Now, come with the ever-exploding of sophisticated real-time applications appearing in the tech scene such as messaging apps like WhatsApp, video-conferencing on demand, online gaming, e-commerce trading transactions etc, we’re starting to witness on another addition of programming model we’re going to be slowly seeing (or embracing).

That’s working with asynchronous programming models.

Asynchronous programming…

How does one define such a programming model? How’s it any different to the ones above we’re used to doing? Does it take our development expertise to another exciting chapter in our creative engineering journey? Why should we care about it?

With that burning curiosity in my mind, I googled up “why asynchronous programming” and it leads to this simple definition.

Asynchronous Programming refers to a style of structuring a program whereby a call to some unit of functionality triggers an action that is allowed to continue outside of the ongoing flow of the program.

Fascinating!

So we’re allowing one piece of code to keep running on its own course without blocking the rest of the program? No CPU or browser hangup is ever going to happen? Does this mean all of the other processes in the program will not have to compete for available memory or I/O power such that server has the sole responsibility in creating threads to cater each individual application request?

Perhaps.

Let’s start off with the following trivial JS code.

//let's assume we're using our database technology of some sort
var mongo = require('mongodb');

//then we open up connection with certain prviledges
let syncdb = mongo.MongoClient.connect('some_db_url', {user:'dbadmin', pwd: 'topsecret'});

//let's fetch a table result set.
let resultset = syncdb.query('SELECT * FROM averyverybigtable');
console.log('We are done!');

What we’re seeing here is the code is written synchronously.

When line 8 is getting executed, line 9 has to wait for line 8 to complete.

For this type of request, if you could imagine a table of some significant size with countless of rows (along with multiple columns) that could take some considerable time to complete its query before line two will get its turn of operation to run? In fact, could you ever guarantee the line 8 is ever going to complete its run-to-completion task at all? Many things could happen here ranging from database timeout errors, network latency, high memory load, database hangs etc, etc. With all those uncontrollable external events, what’s going to happen on line 9? Ultimately, it might not run.

Instead, the program might come to a grinding halt and you’ll end up with a very unresponsive environment which will prevent users from doing other tasks. Since JS is a single-threaded language in the browser, you can’t spawn threads for similar multiple requests like Java or C to lighten the request load. Hence this will result in what we call a UI-blocking behaviour.

That’s the drawback on writing synchronous code.
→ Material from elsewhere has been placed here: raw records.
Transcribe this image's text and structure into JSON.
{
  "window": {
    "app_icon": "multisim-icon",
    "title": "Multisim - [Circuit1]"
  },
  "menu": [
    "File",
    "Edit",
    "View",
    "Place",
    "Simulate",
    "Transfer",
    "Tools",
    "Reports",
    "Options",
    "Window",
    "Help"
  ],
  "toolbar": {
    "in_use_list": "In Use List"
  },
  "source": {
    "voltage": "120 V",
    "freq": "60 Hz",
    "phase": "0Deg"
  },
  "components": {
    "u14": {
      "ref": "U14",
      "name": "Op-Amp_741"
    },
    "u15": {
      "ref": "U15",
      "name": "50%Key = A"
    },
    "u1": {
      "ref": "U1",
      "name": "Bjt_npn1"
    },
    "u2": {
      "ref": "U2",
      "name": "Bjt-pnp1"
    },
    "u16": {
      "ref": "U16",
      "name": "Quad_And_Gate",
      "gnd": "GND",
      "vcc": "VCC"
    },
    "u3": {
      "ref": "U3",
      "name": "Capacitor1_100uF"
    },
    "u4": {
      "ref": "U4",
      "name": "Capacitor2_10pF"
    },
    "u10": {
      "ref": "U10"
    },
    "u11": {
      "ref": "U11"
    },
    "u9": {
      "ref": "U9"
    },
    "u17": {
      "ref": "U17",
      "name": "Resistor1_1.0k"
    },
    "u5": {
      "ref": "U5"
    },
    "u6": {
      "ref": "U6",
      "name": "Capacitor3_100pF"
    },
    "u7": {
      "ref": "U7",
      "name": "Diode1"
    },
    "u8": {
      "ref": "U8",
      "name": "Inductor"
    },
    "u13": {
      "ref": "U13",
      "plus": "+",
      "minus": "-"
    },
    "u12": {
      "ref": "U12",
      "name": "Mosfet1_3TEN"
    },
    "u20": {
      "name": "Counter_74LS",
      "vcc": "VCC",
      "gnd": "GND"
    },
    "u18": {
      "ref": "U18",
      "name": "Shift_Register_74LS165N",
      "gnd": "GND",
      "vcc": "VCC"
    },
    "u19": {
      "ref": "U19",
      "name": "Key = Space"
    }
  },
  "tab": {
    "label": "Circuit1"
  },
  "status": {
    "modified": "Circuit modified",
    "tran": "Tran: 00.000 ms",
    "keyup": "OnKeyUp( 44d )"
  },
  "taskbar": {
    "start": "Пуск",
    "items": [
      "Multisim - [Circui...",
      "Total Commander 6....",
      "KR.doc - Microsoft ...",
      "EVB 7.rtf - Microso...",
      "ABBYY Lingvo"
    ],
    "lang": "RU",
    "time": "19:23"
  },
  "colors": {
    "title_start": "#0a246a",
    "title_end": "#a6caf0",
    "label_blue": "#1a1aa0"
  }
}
Let’s look at the asynchronous approach.

//again same db connection settings
var mongo = require('mongodb');
let asyncdb = mongo.MongoClient.connect('some_db_url', {user:'dbadmin', pwd: 'topsecret'});

//using callbacks
asyncdb.query('SELECT * FROM averyverybigtable', function(resultset) {
    console.log(resultset);
});
console.log('We are done');

What’s going on here now? The code is pretty much the same as the previous version ie the asyncdb object instance is operating the same SQL query. The minor difference is - we now placed a callback function within the query method call.

What purpose does the callback function serve here really?

Well..

This is essentially saying, while we’re ready to fetch a very long database query in the backend, call us when you’re done with it. We’re expecting our anonymous callback to come back with a table query result as its callback argument, and show us the complete result set. It also means that while the query function remains in the current state of being executed, the rest of the world can still keep moving forth, running its own course.

So what do you think the above code will output?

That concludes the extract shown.